Turkey’s army said on Wednesday night it did not know the warplane it downed on the Syrian border was Russian, adding it was ready for “all kinds of cooperation” with the Russian military authorities following the incident, according to AFP.
In a statement, the Turkish armed forces also said they had made significant efforts to find and rescue the pilots after the jet was shot down.
“The nationality of the plane was not known… and the rules of engagement were automatically used,” the Turkish military was quoted byAFP as having said.
It added that had invited Russian defense and military attaches to its Ankara headquarters to explain the incident.
It also informed Moscow’s military authorities of its readiness for “all kinds of cooperation,” the statement added.
Earlier, the Turkish army released a series of audio recordings of apparent warnings issued to the Russian jet before it was downed near the Syrian border – even as a rescued Russian pilot from the jet claimed Turkey shot with no warning.
“This is Turkish Air Force speaking on guard. You are approaching Turkish airspace. Change your heading south immediately,” a voice in one of the recordings can be heard saying in English, repeating the message several times.
The surviving pilot of the Su-24 bomber shot down on Tuesday said earlier that no warning had been given and the aircraft did not violate the Turkish air space.
“There was no warning, not by radio exchange nor visually.

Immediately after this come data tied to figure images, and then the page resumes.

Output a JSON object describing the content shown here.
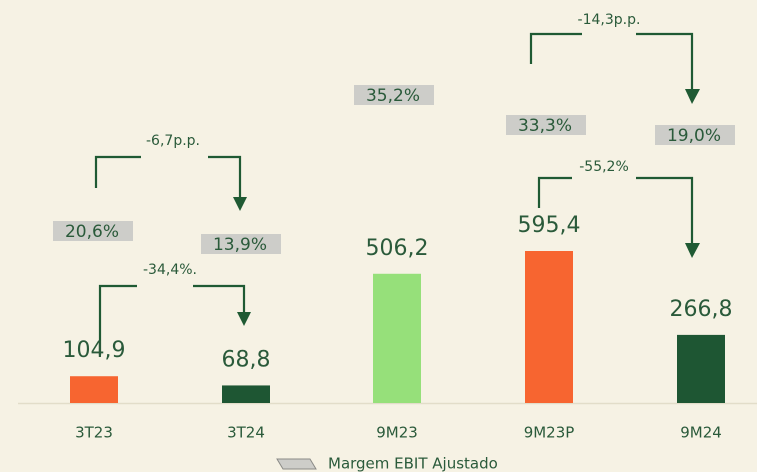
{
  "chart_data": {
    "type": "bar",
    "categories": [
      "3T23",
      "3T24",
      "9M23",
      "9M23P",
      "9M24"
    ],
    "values": [
      104.9,
      68.8,
      506.2,
      595.4,
      266.8
    ],
    "value_labels": [
      "104,9",
      "68,8",
      "506,2",
      "595,4",
      "266,8"
    ],
    "colors": [
      "#f76530",
      "#1e5633",
      "#96e07a",
      "#f76530",
      "#1e5633"
    ],
    "margins": {
      "name": "Margem EBIT Ajustado",
      "color": "#cdcdc9",
      "values": [
        20.6,
        13.9,
        35.2,
        33.3,
        19.0
      ],
      "value_labels": [
        "20,6%",
        "13,9%",
        "35,2%",
        "33,3%",
        "19,0%"
      ]
    },
    "annotations": [
      "-6,7p.p.",
      "-34,4%.",
      "-14,3p.p.",
      "-55,2%"
    ]
  }
}
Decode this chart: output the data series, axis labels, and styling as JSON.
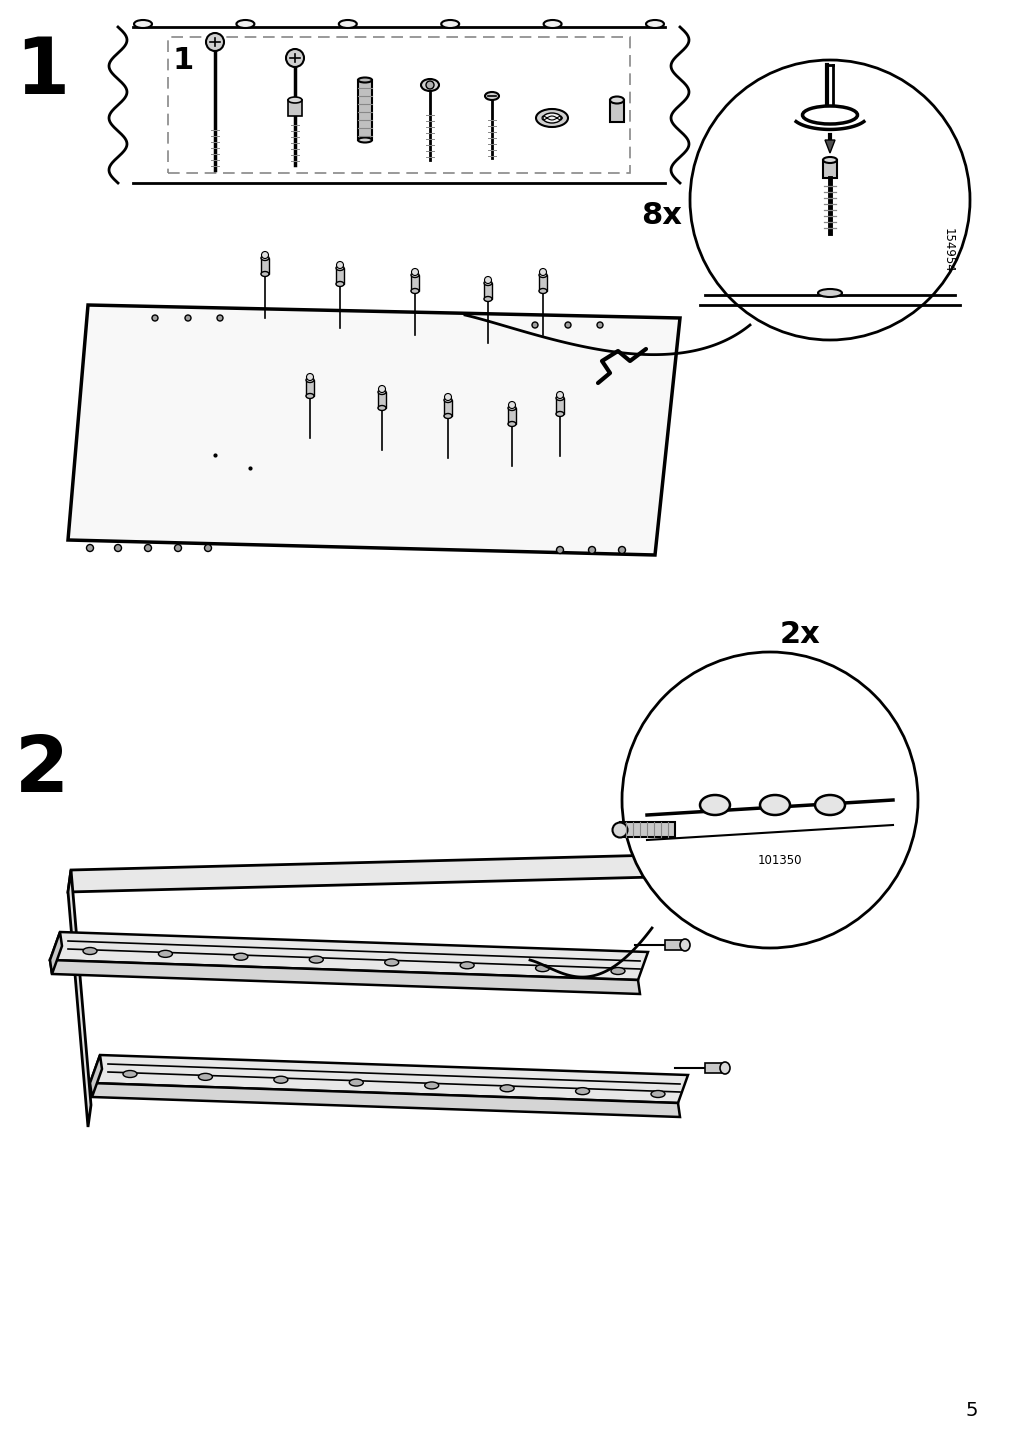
{
  "page_number": "5",
  "background_color": "#ffffff",
  "line_color": "#000000",
  "step1_number": "1",
  "step2_number": "2",
  "count_8x": "8x",
  "count_2x": "2x",
  "part_number_1": "154954",
  "part_number_2": "101350",
  "fig_width": 10.12,
  "fig_height": 14.32,
  "dpi": 100
}
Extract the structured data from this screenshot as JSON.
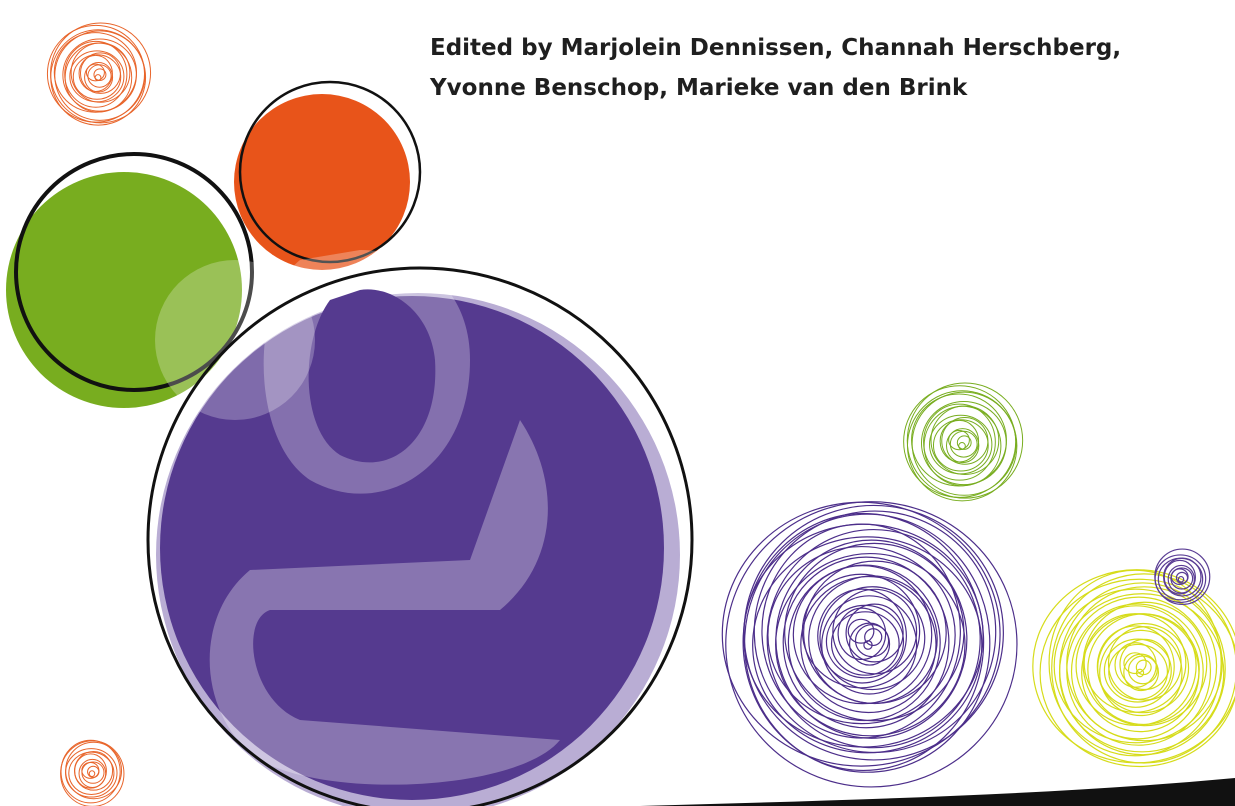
{
  "header": {
    "lines": [
      "Edited by Marjolein Dennissen, Channah Herschberg,",
      "Yvonne Benschop, Marieke van den Brink"
    ]
  }
}
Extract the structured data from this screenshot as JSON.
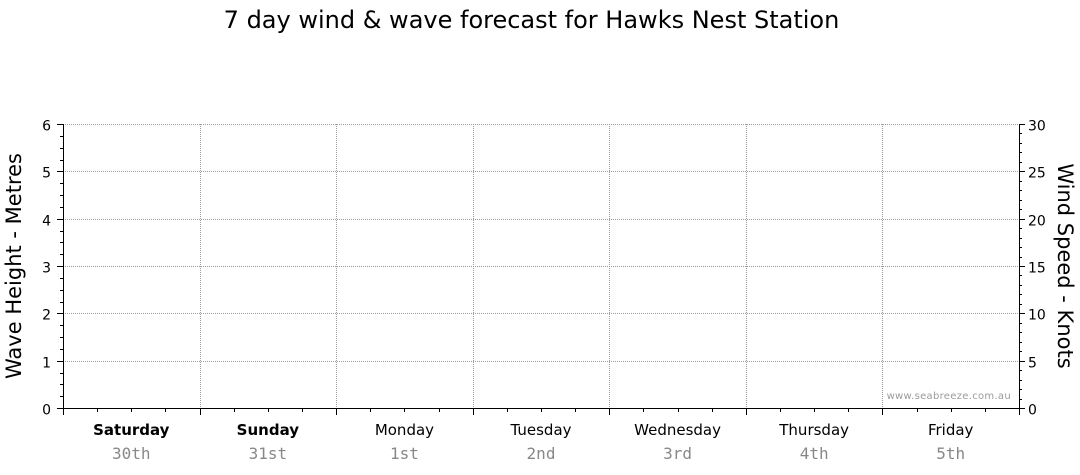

There was no contact at all,” said navigator Konstantin Murakhtin, who promised to return to duty, adding: “I have to pay back the debt for my commander.”
Turkey insists that it gave 10 warnings to the Russian plane in five minutes, in claims the U.S. military has backed.

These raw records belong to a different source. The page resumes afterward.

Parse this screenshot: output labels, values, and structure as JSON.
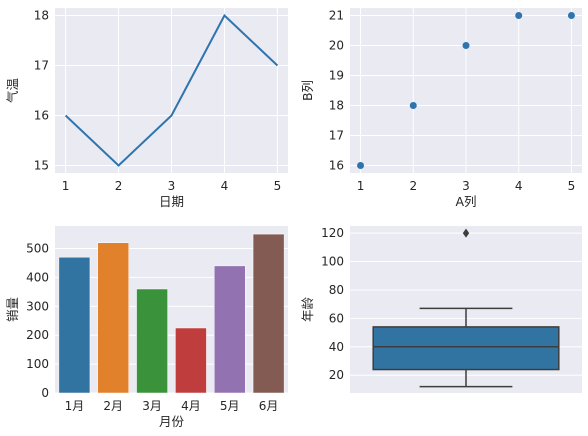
{
  "chart_data": [
    {
      "type": "line",
      "x": [
        1,
        2,
        3,
        4,
        5
      ],
      "y": [
        16,
        15,
        16,
        18,
        17
      ],
      "xlabel": "日期",
      "ylabel": "气温",
      "xticks": [
        "1",
        "2",
        "3",
        "4",
        "5"
      ],
      "yticks": [
        "15",
        "16",
        "17",
        "18"
      ],
      "xlim": [
        0.8,
        5.2
      ],
      "ylim": [
        14.85,
        18.15
      ],
      "color": "#2f74ad",
      "grid": true
    },
    {
      "type": "scatter",
      "x": [
        1,
        2,
        3,
        4,
        5
      ],
      "y": [
        16,
        18,
        20,
        21,
        21
      ],
      "xlabel": "A列",
      "ylabel": "B列",
      "xticks": [
        "1",
        "2",
        "3",
        "4",
        "5"
      ],
      "yticks": [
        "16",
        "17",
        "18",
        "19",
        "20",
        "21"
      ],
      "xlim": [
        0.8,
        5.2
      ],
      "ylim": [
        15.75,
        21.25
      ],
      "color": "#2f74ad",
      "grid": true
    },
    {
      "type": "bar",
      "categories": [
        "1月",
        "2月",
        "3月",
        "4月",
        "5月",
        "6月"
      ],
      "values": [
        470,
        520,
        360,
        225,
        440,
        550
      ],
      "colors": [
        "#3274a1",
        "#e1812c",
        "#3a923a",
        "#c03d3e",
        "#9372b2",
        "#845b53"
      ],
      "xlabel": "月份",
      "ylabel": "销量",
      "yticks": [
        "0",
        "100",
        "200",
        "300",
        "400",
        "500"
      ],
      "ylim": [
        0,
        578
      ],
      "grid": true
    },
    {
      "type": "box",
      "ylabel": "年龄",
      "xlabel": "",
      "whisker_low": 12,
      "q1": 24,
      "median": 40,
      "q3": 54,
      "whisker_high": 67,
      "outliers": [
        120
      ],
      "yticks": [
        "20",
        "40",
        "60",
        "80",
        "100",
        "120"
      ],
      "ylim": [
        7.5,
        125
      ],
      "color": "#3274a1",
      "grid": true
    }
  ]
}
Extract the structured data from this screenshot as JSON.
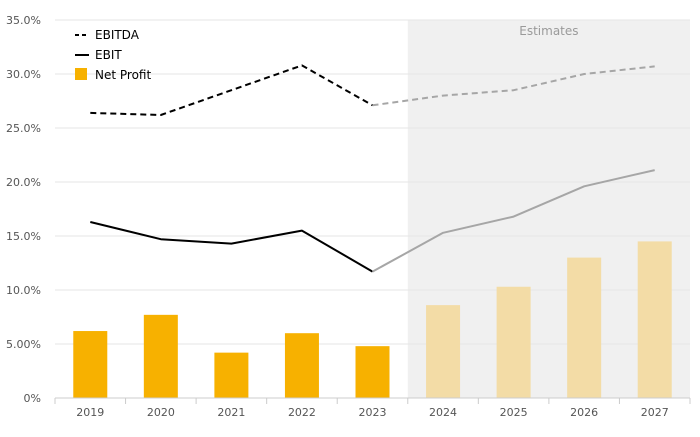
{
  "chart_data": {
    "type": "bar",
    "categories": [
      "2019",
      "2020",
      "2021",
      "2022",
      "2023",
      "2024",
      "2025",
      "2026",
      "2027"
    ],
    "estimate_start_index": 5,
    "estimate_label": "Estimates",
    "ylim": [
      0,
      35
    ],
    "yticks": [
      0,
      5,
      10,
      15,
      20,
      25,
      30,
      35
    ],
    "ytick_labels": [
      "0%",
      "5.00%",
      "10.0%",
      "15.0%",
      "20.0%",
      "25.0%",
      "30.0%",
      "35.0%"
    ],
    "grid": true,
    "legend_position": "top-left",
    "series": [
      {
        "name": "EBITDA",
        "kind": "line",
        "style": "dashed",
        "values": [
          26.4,
          26.2,
          28.5,
          30.8,
          27.1,
          28.0,
          28.5,
          30.0,
          30.7
        ]
      },
      {
        "name": "EBIT",
        "kind": "line",
        "style": "solid",
        "values": [
          16.3,
          14.7,
          14.3,
          15.5,
          11.7,
          15.3,
          16.8,
          19.6,
          21.1
        ]
      },
      {
        "name": "Net Profit",
        "kind": "bar",
        "values": [
          6.2,
          7.7,
          4.2,
          6.0,
          4.8,
          8.6,
          10.3,
          13.0,
          14.5
        ]
      }
    ],
    "colors": {
      "bar_actual": "#f7b100",
      "bar_estimate": "#f3dca6",
      "line_actual": "#000000",
      "line_estimate": "#a6a6a6",
      "estimate_bg": "#f0f0f0",
      "grid": "#e6e6e6",
      "axis_text": "#555555",
      "estimate_text": "#9a9a9a"
    }
  }
}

Russian President Vladimir Putin on Tuesday branded the incident a “stab in the back committed by accomplices of terrorists”.
And, on Wednesday, Russian Foreign Minister Sergei Lavrov said the downing of the fighter jet by Turkey appeared to be a “planned provocation”, though he stressed the countries would not go to war over the incident.

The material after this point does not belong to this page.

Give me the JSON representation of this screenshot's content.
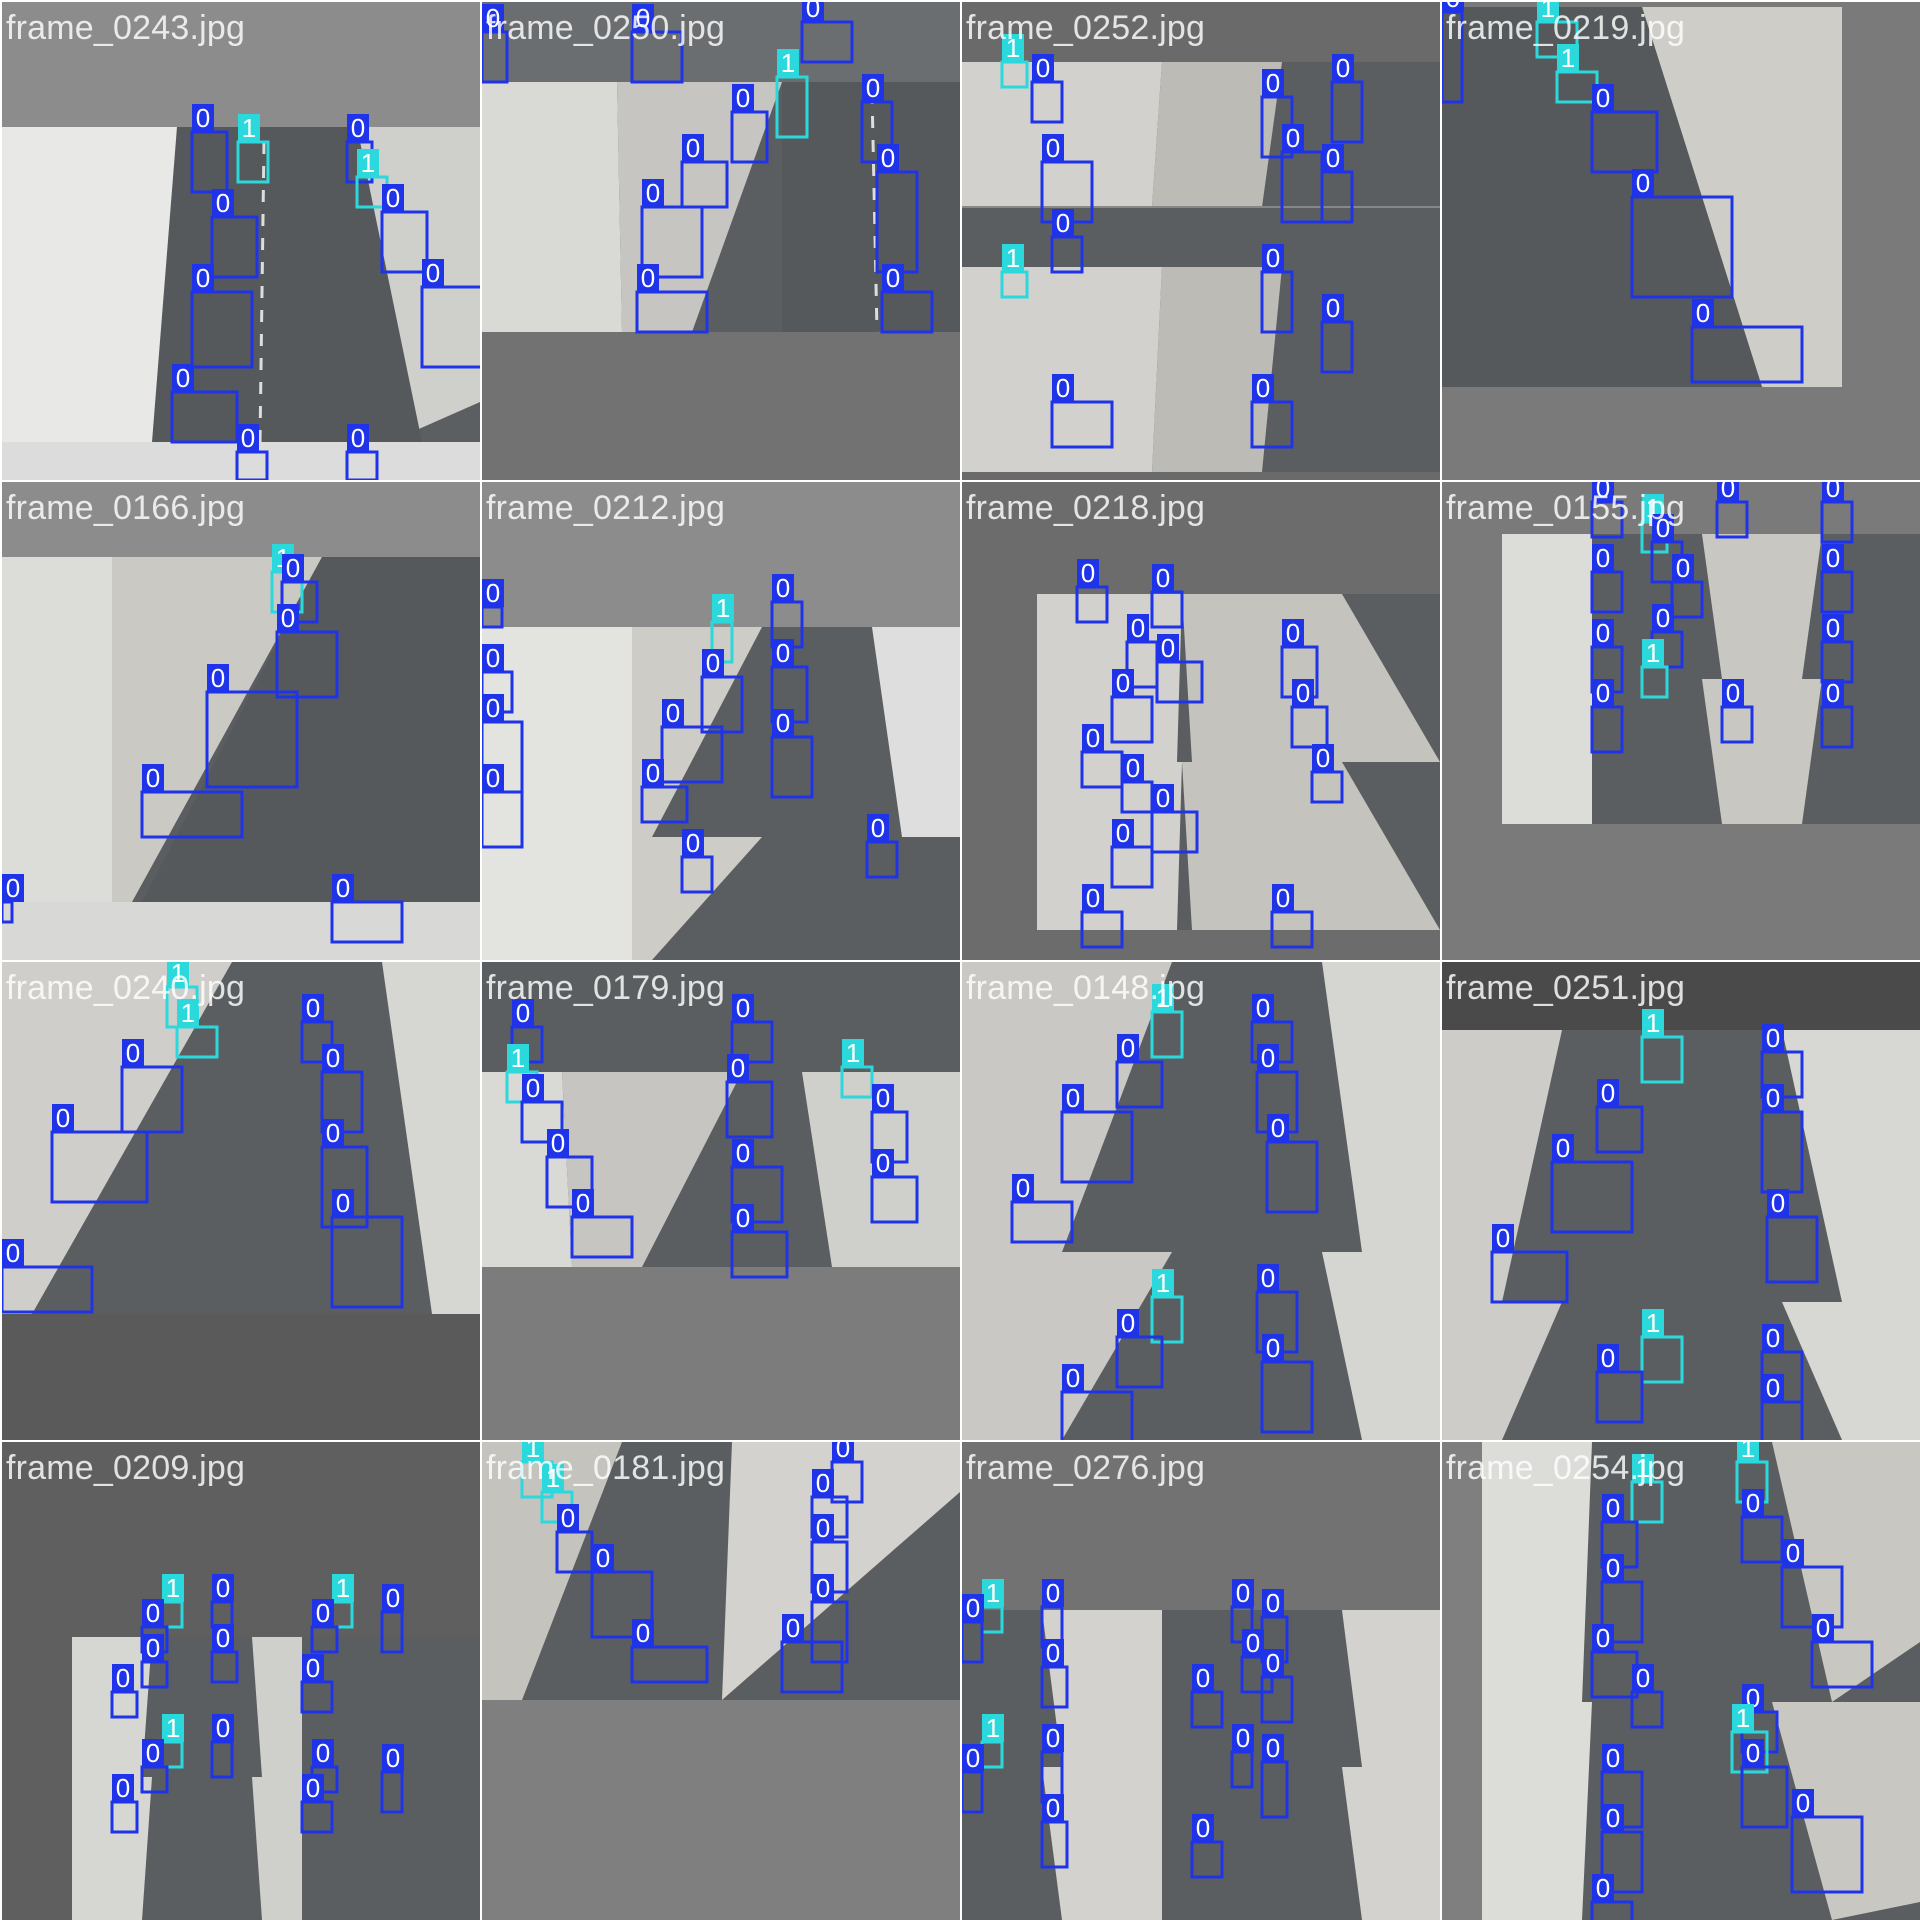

“We have serious doubts about this being an unpremeditated act, it really looks like a planned provocation,” Foreign Minister Sergei Lavrov said at a press conference in Moscow after speaking with Turkish counterpart Mevlut Cavusoglu.
“We do not plan to go to war with Turkey, our attitude toward the Turkish people has not changed,” Lavrov added, stressing that Moscow would however “seriously reevaluate” its ties with Ankara.
“Such attacks are absolutely unacceptable,” he said.